Police in the Texas city of Fort Worth are investigating an incident in which a white police officer shot and killed a black woman as she sat in her home playing video games with her young nephew.
The shooting of 28-year-old Atatiana Jefferson came less than two weeks after a white police officer in another Texas city, Dallas, received a 10-year prison sentence for the fatal 2018 shooting of a black man in his apartment, which the officer had mistaken for her own.
The Fort Worth incident sparked immediate protest in that city of nearly 900,000 and fueled fresh anger in black communities across the country after a series of police shootings of African-Americans.
Several hundred people took part in an emotional vigil Sunday in Fort Worth to honor Jefferson and to protest the police action, the Fort Worth Star-Telegram reported. Some shed tears, while others cried out in anger.
The shooting took place in the early hours of Saturday, after a neighbor called police to report that a door in the Jeffersons' house had been ajar for hours.
As seen on body-camera video released by police, two officers with flashlights walked around the perimeter of the house before seeing "a person standing inside the residence near a window," according to a news release from Fort Worth police.
"Perceiving a threat the officer drew his duty weapon and fired one shot striking the person."
The officer, who has not been named but who was identified as a white man with the local police since 2018, "did not announce he was a police officer before shooting," Lieutenant Brandon O'Neil, a police spokesman, acknowledged during a news conference.
In the body-cam video, the officer is heard saying -- so rapidly that the words almost run together -- "Put your hands up, show me your hands."
The words are followed immediately by the sound of a gun firing.
The victim's eight-year-old nephew was in the room with her playing a video game at the time of the shooting, said a family lawyer, Lee Merritt.
Jefferson, a college graduate who worked for a pharmaceutical company, died at the scene.
Merritt said Jefferson had heard sounds in the backyard and walked toward a window when she was shot.
A GoFundMe page organized to help the family with funeral expenses said Jefferson's mother had been ill and Jefferson was "home taking care of the house and loving her life."
"There was no reason for her to be murdered. None.

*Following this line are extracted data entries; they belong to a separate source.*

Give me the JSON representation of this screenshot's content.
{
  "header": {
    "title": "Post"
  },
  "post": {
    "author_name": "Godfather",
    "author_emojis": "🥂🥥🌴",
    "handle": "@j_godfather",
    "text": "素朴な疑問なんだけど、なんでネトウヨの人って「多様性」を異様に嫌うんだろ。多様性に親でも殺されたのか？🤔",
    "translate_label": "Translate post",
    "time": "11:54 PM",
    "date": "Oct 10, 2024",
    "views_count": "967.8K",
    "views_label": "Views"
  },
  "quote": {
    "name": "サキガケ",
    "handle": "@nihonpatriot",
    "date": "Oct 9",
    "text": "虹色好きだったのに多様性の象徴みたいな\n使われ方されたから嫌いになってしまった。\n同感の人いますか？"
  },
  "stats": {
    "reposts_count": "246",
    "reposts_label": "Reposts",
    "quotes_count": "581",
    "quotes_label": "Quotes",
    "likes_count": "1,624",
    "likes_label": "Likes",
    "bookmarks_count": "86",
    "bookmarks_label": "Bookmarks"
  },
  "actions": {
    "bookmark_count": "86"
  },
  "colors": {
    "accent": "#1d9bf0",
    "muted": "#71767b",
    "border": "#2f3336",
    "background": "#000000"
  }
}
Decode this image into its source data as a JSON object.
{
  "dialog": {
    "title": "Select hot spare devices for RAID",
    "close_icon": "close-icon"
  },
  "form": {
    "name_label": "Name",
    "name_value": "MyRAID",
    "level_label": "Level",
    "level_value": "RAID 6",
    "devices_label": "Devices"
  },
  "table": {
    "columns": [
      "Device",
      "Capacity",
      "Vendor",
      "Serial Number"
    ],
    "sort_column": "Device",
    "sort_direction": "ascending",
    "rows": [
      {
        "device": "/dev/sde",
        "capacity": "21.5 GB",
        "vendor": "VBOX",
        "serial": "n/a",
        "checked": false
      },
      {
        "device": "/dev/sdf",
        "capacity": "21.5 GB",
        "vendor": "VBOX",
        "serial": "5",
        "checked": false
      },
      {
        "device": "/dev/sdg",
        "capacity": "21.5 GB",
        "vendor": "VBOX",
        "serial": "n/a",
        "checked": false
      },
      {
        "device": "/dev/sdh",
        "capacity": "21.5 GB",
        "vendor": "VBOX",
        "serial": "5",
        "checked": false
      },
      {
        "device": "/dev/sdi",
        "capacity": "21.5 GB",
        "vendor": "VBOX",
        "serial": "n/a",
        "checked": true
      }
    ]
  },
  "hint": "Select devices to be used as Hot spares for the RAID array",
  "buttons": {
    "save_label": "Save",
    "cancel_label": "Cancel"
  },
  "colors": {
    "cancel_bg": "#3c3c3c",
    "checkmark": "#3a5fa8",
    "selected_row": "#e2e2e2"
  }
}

We must have justice."
The Fort Worth police statement said the department "shares the deep concerns of the public and is committed to completing an extremely thorough investigation."
It promised to provide the public with "transparent and relevant information."
The police officer involved was immediately suspended and was to be questioned Monday.
Mayor Betsy Price told reporters she would be hiring an outside agency to launch a separate investigation, the Star-Telegram reported.
The newspaper said Fort Worth police had shot at least seven people -- six of them fatally -- since June 1.
It quoted one speaker at Saturday's vigil, local pastor Michael Bell, as urging people to "Take it to the streets.
"We're not hugging them and giving them a Bible," he said.